We may never know what animal the isopod was feeding on since the fishermen caught it in a gillnet. Whatever it fed on, though, it must have offered a plentiful bounty judging from the isopod’s protruding belly.

“Its belly is still swollen, which means it’s probably full from when it was still a parasite and feeding on another animal.

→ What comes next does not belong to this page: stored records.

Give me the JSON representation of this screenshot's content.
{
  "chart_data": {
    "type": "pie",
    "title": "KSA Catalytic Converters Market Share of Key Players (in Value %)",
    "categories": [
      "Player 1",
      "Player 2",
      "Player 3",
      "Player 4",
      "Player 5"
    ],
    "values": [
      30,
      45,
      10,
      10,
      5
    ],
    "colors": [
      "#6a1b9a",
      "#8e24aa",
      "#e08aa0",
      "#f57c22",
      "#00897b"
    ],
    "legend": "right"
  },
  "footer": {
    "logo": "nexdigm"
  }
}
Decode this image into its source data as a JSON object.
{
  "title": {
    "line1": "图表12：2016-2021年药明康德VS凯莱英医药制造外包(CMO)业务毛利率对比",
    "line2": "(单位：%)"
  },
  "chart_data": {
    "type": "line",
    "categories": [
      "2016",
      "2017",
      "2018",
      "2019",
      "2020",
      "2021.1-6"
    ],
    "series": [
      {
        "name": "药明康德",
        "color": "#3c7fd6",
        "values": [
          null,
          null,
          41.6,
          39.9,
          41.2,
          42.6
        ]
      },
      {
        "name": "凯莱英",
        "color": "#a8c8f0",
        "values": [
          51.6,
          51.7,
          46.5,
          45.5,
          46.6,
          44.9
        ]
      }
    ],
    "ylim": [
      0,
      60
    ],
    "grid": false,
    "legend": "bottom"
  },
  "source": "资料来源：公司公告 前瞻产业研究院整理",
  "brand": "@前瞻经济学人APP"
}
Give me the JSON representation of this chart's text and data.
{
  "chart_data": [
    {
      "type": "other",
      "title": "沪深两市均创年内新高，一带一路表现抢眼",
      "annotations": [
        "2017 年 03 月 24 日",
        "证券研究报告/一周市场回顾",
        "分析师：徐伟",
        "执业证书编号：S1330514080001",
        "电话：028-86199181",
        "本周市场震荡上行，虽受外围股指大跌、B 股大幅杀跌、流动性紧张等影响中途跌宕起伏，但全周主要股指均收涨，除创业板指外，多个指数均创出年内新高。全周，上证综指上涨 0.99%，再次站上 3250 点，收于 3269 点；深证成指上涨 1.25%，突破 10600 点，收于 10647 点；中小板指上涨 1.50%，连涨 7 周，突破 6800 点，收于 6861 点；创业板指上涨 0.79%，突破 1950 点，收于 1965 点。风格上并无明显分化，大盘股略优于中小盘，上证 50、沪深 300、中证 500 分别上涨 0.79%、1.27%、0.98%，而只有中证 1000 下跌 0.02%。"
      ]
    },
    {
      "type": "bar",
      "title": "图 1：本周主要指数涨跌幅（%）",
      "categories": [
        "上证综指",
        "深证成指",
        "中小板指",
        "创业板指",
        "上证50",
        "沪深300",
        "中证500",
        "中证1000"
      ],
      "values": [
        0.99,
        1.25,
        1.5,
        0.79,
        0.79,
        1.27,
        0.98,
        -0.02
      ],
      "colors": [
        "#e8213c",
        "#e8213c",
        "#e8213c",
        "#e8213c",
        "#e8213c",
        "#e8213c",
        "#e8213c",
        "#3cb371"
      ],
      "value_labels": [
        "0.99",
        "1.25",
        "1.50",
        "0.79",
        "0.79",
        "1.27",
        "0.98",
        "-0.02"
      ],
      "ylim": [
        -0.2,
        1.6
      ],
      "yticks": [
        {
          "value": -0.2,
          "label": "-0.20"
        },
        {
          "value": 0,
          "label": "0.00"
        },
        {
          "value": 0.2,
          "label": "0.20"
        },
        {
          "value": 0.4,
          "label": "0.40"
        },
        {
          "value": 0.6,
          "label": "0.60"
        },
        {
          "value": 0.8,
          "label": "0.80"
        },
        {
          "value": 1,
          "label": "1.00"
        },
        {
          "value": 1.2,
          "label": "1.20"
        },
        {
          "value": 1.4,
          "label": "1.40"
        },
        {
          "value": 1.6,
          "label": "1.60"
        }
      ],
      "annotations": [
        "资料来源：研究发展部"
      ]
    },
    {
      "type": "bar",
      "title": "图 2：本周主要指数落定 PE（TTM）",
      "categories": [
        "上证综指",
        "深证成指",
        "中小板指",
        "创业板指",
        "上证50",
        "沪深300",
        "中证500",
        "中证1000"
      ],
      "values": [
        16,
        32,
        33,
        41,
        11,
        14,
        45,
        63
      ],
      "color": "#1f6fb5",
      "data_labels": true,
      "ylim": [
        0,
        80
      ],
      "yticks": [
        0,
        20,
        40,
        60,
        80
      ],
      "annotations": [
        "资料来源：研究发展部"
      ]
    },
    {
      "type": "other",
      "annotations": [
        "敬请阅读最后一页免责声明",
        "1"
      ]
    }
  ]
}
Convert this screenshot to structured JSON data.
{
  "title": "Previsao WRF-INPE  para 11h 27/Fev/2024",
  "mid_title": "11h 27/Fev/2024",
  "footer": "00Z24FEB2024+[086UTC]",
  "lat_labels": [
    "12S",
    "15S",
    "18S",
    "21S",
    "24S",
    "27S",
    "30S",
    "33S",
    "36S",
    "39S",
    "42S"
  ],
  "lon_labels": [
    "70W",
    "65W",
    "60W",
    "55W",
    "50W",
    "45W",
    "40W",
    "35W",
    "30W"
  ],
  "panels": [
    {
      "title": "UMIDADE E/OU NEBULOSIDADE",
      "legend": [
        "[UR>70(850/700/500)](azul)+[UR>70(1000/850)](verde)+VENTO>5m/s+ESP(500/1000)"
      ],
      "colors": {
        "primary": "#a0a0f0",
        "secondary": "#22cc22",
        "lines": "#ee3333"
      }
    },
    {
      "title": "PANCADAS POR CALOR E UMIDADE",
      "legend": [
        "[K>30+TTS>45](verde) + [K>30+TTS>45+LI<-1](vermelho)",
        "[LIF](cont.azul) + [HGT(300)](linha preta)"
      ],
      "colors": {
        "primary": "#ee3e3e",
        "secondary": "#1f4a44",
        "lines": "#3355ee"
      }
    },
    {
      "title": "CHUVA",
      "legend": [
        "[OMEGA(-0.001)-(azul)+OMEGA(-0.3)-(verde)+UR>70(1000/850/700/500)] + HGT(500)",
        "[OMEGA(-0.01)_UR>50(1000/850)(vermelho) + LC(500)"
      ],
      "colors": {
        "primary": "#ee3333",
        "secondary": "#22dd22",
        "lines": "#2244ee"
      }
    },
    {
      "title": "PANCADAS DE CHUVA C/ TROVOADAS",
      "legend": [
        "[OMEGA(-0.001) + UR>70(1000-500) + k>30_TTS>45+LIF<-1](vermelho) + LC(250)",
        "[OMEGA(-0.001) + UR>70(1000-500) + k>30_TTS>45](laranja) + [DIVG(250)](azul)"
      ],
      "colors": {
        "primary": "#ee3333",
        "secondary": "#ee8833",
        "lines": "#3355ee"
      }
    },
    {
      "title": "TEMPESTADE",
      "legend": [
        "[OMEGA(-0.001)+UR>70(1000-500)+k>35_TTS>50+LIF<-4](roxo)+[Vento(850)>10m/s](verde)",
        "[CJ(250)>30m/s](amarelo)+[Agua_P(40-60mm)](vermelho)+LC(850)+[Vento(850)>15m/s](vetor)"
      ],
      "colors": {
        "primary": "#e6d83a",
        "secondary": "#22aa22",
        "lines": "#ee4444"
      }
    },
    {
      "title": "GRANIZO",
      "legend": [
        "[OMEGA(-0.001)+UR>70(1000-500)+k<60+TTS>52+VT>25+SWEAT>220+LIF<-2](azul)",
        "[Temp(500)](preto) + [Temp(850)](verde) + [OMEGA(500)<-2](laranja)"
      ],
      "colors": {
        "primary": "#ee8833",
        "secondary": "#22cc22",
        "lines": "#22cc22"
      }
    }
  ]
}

When its belly gets flatter, that means it’s hungry,” Mai Hibino, a caretaker at the Aquamarine Fukushima, told VICE.

While the sushi-like creature on display at the aquarium has captured the hearts of thousands of visitors, isopods are no joke — they’re quite gruesome parasites. For instance, while scanning the head of a fish, Rice University biologist Kory Evans was startled to find an isopod inside. The parasite had eaten and replaced the tongue of the fish.